News
Nov 11, 2019
This article originally appeared in The Kenyan Wall Street.
With Sub-Saharan Africa accounting for 45.6% of mobile money activity in the world estimated at about (excluding bank operated solutions), the financial services industry has passed the tipping point in the adoption of mobile money as a means of payment.
While the proliferation of mobile money in Africa is set to grow exponentially and dominate the financial services sector, how is the traditional way of credit scoring based on transactional data (such as bank records) shifting, and are the digital service providers and banks geared to embrace new technologies?
In rapidly growing economies, people need credit and access to finance to improve their quality of lives, buy houses, educate their children and grow their businesses. The question arises: How do you credit score the majority of the population that is unbanked and have no credit record, but are participating informally in the economy using digital methods payment methods and have the means and are willing to pay?
Technology-driven drivers in the adoption of mobile money that is turning the financial services industry on its head include the proliferation of affordable smartphone devices; rising customer expectations (an enhanced experience); multiple mobile money offerings and changing regulations in the region.
Fintech enterprises are partnering with traditional financial companies, such as CredoLab and others, to embrace innovative and disruptive technologies to target new sectors, improve efficiencies, reduce costs, and deliver exceptional customer experience.
Alternative credit scoring
Over the last couple of years, the rise of alternative credit scoring solutions has been led by mostly new technology companies, with some credit bureaus and banks also innovating in this space, but doing so at their own speed and on their own terms.
The main reason that the cutting-edge of alternative credit scoring is driven by new tech players is that the banks and credit bureaus focus on their proprietary scorecard and fine-tuning of traditional data sources. But these traditional players are seeing the merits of partnering with alternative credit scoring providers and leveraging the benefits, which include tapping into new markets of underserved borrowers, improving the accuracy of their credit scoring, and increasing their revenue from loans and other financial instruments.
The banks and other lenders that are using alternative credit scoring solutions from tech partners are experiencing exponential leaps forward. As data sources are more varied than traditional financial information, spanning social media, telco, psychometric, and device data, banks and lenders can gain new customer segments from among the underbanked, such as students and new-to-credit consumers.
The Gini Coefficient, which measures the predictive power of their scorecard, also rises. This is used as a gauge of economic inequality, measuring income distribution among a population. Credit scoring solutions built on anonymised device data can raise the Gini Coefficient by as much as 30%, and the difference in even a single percentage point can save up to US$10 million for every 1 billion in underwritten loans, according to a report from McKinsey. Banks and lenders that are bold enough to turn to alternative credit scoring solutions are rewarded with gains well worth the initial leap.
Unpacking digital credit scoring
But how does smartphone digital credit scoring actually work? In a nutshell, a bank or lender installs a stand-alone or integrated credit scoring app, like CredoLab’s solution, which requires minimal IT set up and is customised to suit their profiling needs. The bank or lender then implements a simple procedure, the first of which is to send an SMS to the prospective customer they wish to score with a unique ID and bank code and a link to the app.
Once the customer downloads the app, and keys in the unique IDs, the app asks for the necessary permissions to access the data on the device.

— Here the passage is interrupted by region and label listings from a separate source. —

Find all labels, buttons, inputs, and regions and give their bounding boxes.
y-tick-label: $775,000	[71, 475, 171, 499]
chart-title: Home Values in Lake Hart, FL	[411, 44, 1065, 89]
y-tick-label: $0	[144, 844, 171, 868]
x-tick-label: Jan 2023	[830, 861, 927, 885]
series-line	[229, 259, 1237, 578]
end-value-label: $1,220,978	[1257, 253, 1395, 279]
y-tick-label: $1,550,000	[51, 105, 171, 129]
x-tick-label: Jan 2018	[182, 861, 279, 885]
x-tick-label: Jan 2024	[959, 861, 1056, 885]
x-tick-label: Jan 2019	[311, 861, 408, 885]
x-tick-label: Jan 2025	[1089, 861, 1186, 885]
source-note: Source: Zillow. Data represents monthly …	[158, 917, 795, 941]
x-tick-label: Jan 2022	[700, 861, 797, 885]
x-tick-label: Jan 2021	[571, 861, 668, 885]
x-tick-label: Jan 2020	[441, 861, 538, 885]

It’s important to note the app only accesses the metadata (data about data) on the device to arrive at the credit scoring. No personal customer data is accessed and no data is moved out of the device.

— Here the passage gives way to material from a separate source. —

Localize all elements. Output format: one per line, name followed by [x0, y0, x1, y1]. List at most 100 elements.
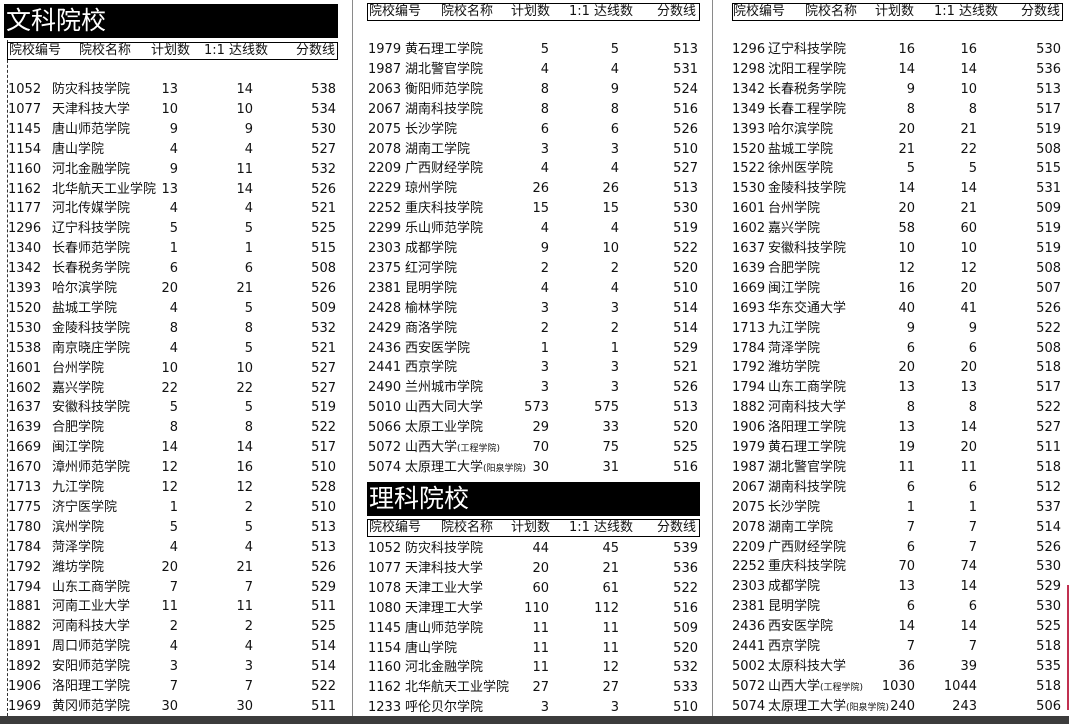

In a matter of seconds, the score can be viewed by underwriters, accompanied by insights. The algorithm crunches nearly 1, 000, 000 features from opt-in smartphone metadata to find the most predictive behavioural patterns before converting them into credit scores. With CredoLab’s app, metadata is not sourced from a person’s social media network or emails, but from metadata related to their messages, contacts, calendars, downloads, history, emails and storage. With scores being issued within 3 seconds, this is the fastest and most accurate method of creating a bank-grade digital scorecard.
If smartphone metadata is properly acquired with the necessary privacy consent and operation system permission granted, there are no reputational or compliance issues. Risk managers in lending organisations in Africa and other countries are realizing the benefits of smartphone metadata scoring as an alternative or complementary method. This allows lenders to capture the potential of previously unbanked populations and incur lower costs of risk from late payments or defaulted loans. Eventually, this more accurate customer profile leads to lower interest rates and fees for good borrowers.
Transformation
Ultimately this will transform the way people in the developing world secure access to financing and contribute to breaking the cycle of a “thin credit file” or cycle of poverty, where a borrower has no credit history so he can’t get a loan, and at the same time, he can’t build his credit history because he can’t get a loan or access other financial instruments.
As regulatory compliance and customer privacy become the cornerstone of success in the financial industry, it’s important for industry players to assess customer credit worthiness responsibly in compliance with local data privacy regulations.
Fintech companies that take proactive measures to meet local data security and privacy laws and regulations will be better positioned to build superior compliance transparency, mitigating customer privacy risk and building trust to meet the needs of the consumer.